Lontana dal caos delle metropoli occidentali e delle capitali centroafricane, Windhoek è la meta ideale per assaporare, in un unico boccone, la complessità della cultura e della storia della giovane Repubblica Namibiana, ancora in bilico tra la ricerca di un’identità nazionale propria e la stretta dipendenza dalle potenze coloniali (Germania e Sudafrica) che l’hanno dominata per decenni. Per visitarla bastano un paio di giorni, ma la sua vera natura fatta di eccessi e povertà, si rivela solo vivendone la quotidianità. Camminando la domenica mattina lungo Indipendence avenue, la lunga arteria principale che attraversa il centro, dividendo la città in zona nord e zona sud e che fa da bussola anche ai turisti più disorientati, si ha la sensazione di essere in un villaggio belga. Le colline verdeggianti che circondano la capitale, la vivace compostezza del mercatino informale di “Post Street Mall” affollato da turisti europei e da donne “himba” nei loro costumi tradizionali; la torre dell’orologio che scandisce il lento scorrere del tempo; famiglie all’ombra degli alberi dello zoo park, l’antico zoo della città e adesso giardino pubblico, tutto insomma crea una piacevole alchimia di tranquillità e ordine, esattamente come in una cittadina fiamminga.
Nel quartiere “ricco”
Percorrendo Indipendence avenue verso sud, si giunge in pochi minuti a piedi a Klein Windhoek, il più antico quartiere della capitale, oggi divenuto il più ricco. Qui, le villette a schiera affacciate su strade perfettamente asfaltate sono per lo più residenze di ambasciatori, diplomatici e ministri. Eppure, meno di cento anni fa, all’inizio del protettorato sudafricano, questa zona era destinata esclusivamente alle etnie indigene di pelle nera. Nel quadro della sua politica di segregazione razziale, il Sudafrica aveva infatti smembrato la città in diverse zone, ognuna delle quali riservata rispettivamente ai bianchi, ai neri o ai “coloured” (i meticci). Oggi, le uniche persone di colore che si incontrano da queste parti sono invece le guardie che piantonano le ambasciate, le badanti, i tassisti.
Klein Windhoek è dominata dalla collina della cattedrale, una fiabesca costruzione di pietra color ocra e rosso scuro che ricorda vagamente lo stile architettonico delle Fiandre.
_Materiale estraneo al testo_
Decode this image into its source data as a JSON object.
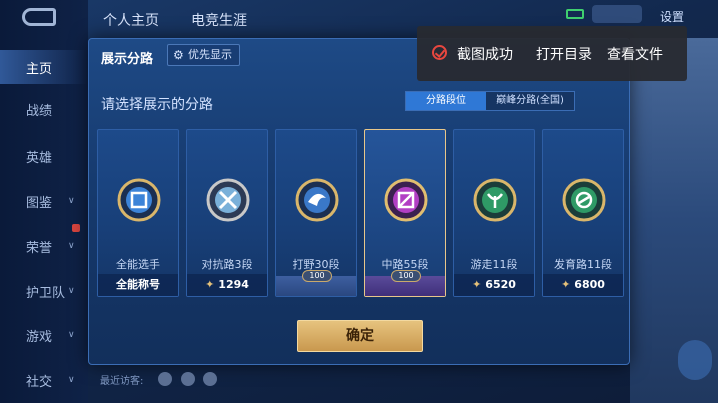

Immediatamente dietro la cattedrale spunta il possente palazzo del Parlamento con il suo curatissimo giardino, decorato con le statue degli eroi dell’indipendenza, ottenuta dal Sudafrica solo nel 1990. Dalla cattedrale, muovendosi giù lungo Fidel Castro street, si incrocia di nuovo Indipendence avenue che stavolta va percorsa verso nord, allontanandosi dal centro della città.
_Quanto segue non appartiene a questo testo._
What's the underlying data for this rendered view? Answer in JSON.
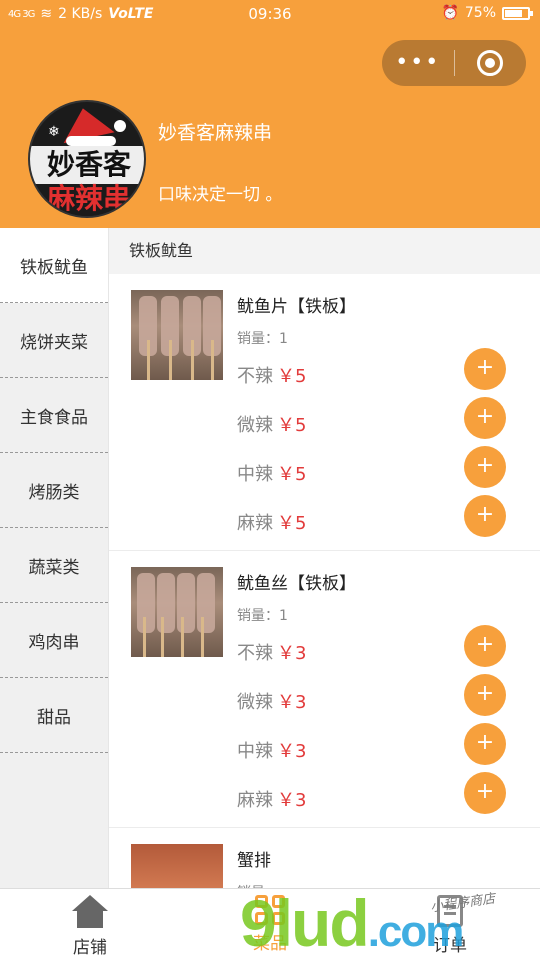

Katatura, dove le varie etnie convivono
Il panorama intorno inizia lentamente a cambiare e i vivaci edifici in stile coloniale lasciano il posto a radi palazzi di periferia. La via dell’indipendenza è talmente lunga che percorrerla a piedi sarebbe impossibile, anche per il maratoneta più allenato! Per fortuna, rimediare un taxi condiviso è piuttosto semplice ed economico, purché si sia disposti a viaggiare su una malconcia utilitaria insieme a più persone e ad essere guidati da un tassista che il più delle volte non sa dove sta andando.
Passando per il quartiere residenziale di Windhoek West e per quello popolare di Khomasdal, sempre a bordo dell’improbabile taxi, si arriva al sobborgo di Katatura, che in lingua “herero” vuol dire “il posto in cui nessuno vuole stare”. L’enorme palazzo grigio dell’ospedale di stato, segna il punto di ingresso in questa zona. Negli anni cinquanta del novecento, il governo coloniale sudafricano impose alle tribù di colore di abbandonare Klein Windhoek, per stabilirsi nelle modeste abitazioni appositamente costruite per loro in questo sobborgo. Al fine di evitare l’insorgere di coalizioni sovversive, le varie tribù del paese (owambo, kavango, herero, damara, nama) furono inoltre separate le une dalle altre e sistemate in sotto zone ben distinte, creando così dei piccoli ghetti all’interno di un grande ghetto.